Say, what happened to you being a diesel technician? 

Well, it really wasn't a job meant for me.

My weaknesses showed up badly. If I only had two words to describe the entire experience (tech school + all jobs), they'd be "overwhelming" and "stressful". So many things can go wrong in this industry, even with all the training and knowledge available. And it can often start with the small details I tend to forget VERY often.

Just to give one example of a particularly expensive mistake that one of our teachers witnessed at his other job at a dealership:

The initial context was a 10-minute job, on a CAT 3406 engine. There's a small oil line that feeds the air compressor's crankshaft bearings, which needed to be replaced. No biggie, again, 10 minutes (plus a trip to the local hydraulic shop) and it's done, truck's good to go. The guy takes the hose to the local hydraulic shop and gets a new one made, then gets back to the shop and installs it.

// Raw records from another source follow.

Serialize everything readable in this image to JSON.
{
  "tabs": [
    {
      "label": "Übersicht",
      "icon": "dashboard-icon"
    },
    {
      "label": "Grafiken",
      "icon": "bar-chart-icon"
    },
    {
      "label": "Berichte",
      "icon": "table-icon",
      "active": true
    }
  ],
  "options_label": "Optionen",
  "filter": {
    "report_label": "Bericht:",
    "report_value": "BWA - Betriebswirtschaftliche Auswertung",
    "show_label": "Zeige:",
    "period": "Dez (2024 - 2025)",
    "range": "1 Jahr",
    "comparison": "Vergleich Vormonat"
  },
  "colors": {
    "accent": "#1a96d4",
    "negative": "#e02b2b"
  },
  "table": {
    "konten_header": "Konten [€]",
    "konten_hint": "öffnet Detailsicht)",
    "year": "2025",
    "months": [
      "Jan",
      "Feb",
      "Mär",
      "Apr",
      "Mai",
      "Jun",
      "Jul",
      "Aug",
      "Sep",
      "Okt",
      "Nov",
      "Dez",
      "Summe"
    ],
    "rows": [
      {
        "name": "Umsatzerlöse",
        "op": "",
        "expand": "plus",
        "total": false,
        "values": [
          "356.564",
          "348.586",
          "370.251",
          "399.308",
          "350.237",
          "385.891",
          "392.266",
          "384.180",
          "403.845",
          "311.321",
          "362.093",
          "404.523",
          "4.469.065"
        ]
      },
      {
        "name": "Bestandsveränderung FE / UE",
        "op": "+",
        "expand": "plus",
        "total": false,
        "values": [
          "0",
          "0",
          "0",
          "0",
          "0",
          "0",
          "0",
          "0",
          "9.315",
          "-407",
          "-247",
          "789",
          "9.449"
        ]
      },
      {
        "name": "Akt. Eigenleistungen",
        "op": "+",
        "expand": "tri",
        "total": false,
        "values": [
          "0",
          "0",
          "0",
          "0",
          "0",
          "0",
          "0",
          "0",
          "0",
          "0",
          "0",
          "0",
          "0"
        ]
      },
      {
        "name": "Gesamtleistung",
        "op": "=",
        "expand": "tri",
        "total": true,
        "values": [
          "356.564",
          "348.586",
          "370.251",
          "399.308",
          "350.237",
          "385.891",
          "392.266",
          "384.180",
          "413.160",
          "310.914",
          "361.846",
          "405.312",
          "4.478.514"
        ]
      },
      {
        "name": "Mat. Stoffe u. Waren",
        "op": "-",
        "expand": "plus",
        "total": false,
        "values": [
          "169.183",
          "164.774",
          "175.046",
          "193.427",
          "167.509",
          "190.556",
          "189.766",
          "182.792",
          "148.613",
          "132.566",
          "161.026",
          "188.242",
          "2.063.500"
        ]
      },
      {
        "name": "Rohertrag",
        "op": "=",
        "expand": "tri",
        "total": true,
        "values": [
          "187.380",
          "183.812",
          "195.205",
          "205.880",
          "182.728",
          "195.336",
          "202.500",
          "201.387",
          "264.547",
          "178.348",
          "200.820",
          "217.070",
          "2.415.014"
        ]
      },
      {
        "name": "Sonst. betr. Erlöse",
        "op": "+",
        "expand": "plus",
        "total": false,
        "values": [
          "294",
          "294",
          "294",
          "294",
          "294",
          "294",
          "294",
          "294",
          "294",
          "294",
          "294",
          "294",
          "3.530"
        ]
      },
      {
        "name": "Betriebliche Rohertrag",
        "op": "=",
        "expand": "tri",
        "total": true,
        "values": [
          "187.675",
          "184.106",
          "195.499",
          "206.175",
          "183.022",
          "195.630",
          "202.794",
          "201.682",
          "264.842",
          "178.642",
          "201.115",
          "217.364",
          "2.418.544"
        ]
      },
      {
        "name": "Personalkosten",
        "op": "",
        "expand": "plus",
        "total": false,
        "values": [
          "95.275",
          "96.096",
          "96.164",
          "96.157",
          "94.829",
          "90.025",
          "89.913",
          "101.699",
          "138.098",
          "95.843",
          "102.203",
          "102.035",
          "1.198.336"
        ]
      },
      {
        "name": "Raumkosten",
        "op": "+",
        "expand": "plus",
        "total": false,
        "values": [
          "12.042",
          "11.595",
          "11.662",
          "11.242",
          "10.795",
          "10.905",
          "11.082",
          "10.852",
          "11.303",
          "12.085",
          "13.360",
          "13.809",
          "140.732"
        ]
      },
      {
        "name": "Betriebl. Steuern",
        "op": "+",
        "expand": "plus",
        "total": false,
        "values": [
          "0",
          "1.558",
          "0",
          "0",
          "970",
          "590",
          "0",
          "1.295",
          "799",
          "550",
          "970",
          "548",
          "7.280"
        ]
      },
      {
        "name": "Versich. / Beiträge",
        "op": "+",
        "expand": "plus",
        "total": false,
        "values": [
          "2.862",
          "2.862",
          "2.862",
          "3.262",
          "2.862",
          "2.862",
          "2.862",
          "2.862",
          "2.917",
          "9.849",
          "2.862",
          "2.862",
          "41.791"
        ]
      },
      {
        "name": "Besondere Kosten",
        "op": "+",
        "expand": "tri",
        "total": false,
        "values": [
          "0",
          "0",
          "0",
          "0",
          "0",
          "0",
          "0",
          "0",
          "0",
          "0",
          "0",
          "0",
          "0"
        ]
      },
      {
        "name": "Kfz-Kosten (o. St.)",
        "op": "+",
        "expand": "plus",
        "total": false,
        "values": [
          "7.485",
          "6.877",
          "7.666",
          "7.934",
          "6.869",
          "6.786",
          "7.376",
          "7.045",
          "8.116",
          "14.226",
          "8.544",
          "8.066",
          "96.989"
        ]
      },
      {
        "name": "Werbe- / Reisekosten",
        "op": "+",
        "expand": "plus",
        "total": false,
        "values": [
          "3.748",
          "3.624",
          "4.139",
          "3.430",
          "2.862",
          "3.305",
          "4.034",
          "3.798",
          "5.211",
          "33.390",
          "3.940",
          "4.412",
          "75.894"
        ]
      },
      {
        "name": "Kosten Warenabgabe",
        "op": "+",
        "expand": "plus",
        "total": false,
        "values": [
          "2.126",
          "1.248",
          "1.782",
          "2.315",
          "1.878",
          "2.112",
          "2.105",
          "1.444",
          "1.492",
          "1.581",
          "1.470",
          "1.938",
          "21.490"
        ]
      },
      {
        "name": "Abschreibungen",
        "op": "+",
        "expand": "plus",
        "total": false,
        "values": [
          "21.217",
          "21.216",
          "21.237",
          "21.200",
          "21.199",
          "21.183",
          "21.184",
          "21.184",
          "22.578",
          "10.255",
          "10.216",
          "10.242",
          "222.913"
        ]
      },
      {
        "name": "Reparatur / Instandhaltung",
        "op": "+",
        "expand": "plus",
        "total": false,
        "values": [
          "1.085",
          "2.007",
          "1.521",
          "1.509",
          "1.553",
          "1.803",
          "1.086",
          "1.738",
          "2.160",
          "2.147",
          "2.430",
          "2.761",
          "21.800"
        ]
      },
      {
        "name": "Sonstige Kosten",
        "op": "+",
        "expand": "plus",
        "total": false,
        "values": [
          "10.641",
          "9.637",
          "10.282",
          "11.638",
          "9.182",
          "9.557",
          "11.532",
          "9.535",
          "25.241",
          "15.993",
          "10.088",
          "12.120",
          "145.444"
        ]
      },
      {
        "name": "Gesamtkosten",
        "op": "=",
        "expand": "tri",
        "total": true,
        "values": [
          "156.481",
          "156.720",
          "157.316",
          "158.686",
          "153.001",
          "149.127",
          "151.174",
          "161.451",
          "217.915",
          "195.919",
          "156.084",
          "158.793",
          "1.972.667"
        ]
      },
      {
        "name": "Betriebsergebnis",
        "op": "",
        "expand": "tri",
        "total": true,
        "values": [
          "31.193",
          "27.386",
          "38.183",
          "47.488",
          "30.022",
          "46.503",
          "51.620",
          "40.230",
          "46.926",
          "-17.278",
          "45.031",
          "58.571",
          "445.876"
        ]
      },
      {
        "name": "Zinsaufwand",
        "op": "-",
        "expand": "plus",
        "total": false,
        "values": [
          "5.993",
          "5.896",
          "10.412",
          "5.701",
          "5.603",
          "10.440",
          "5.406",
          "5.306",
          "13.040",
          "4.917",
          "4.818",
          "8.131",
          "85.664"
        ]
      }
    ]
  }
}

But there was something. By the worst of lucks, one of the fittings had a manufacturing defect and wasn't drilled inside. Functionally it was a plug. Neither the person at the hydraulic shop nor the one who installed the hose even noticed it. Consequently the air compressor on the engine was no longer fed any oil. The driver didn't go very far, before long the compressor destroyed itself. More precisely the connecting rods broke and blocked the crankshaft, but that's just the beginning. On a CAT 3406, as on most diesel engines, the air compressor is directly driven by the gear train. Even if the compressor blocks completely, you've still got a 500+ HP crankshaft going in the engine block. Needless to say the entire gear train was wrecked, and a complete engine overhaul was required.

That's just one example. I did make mistakes myself, thankfully they didn't cost nearly as much, (still easily in the 4-digit range though), but the last one at school could potentially have cost quite a bit. I was changing an injector on a Detroit series 60 and as part of the procedure you need to manually rotate the engine. I was using a 1 inch ratchet directly inserted into a square hole of the same size in the crankshaft damper. When I was done and ready to do a test run, I didn't remember I had a ratchet still connected to the damper. Thankfully the ratchet was set counter-clockwise (same direction as the engine) so it drove itself out.

And I won't even talk about the joys of troubleshooting a cluster of black boxes (i.e. electronic modules).

Long story short, detail-oriented people will thrive in those conditions. But I'm not one of them. Both detail-intensive and overly structured environments push me to exhaustion very quickly.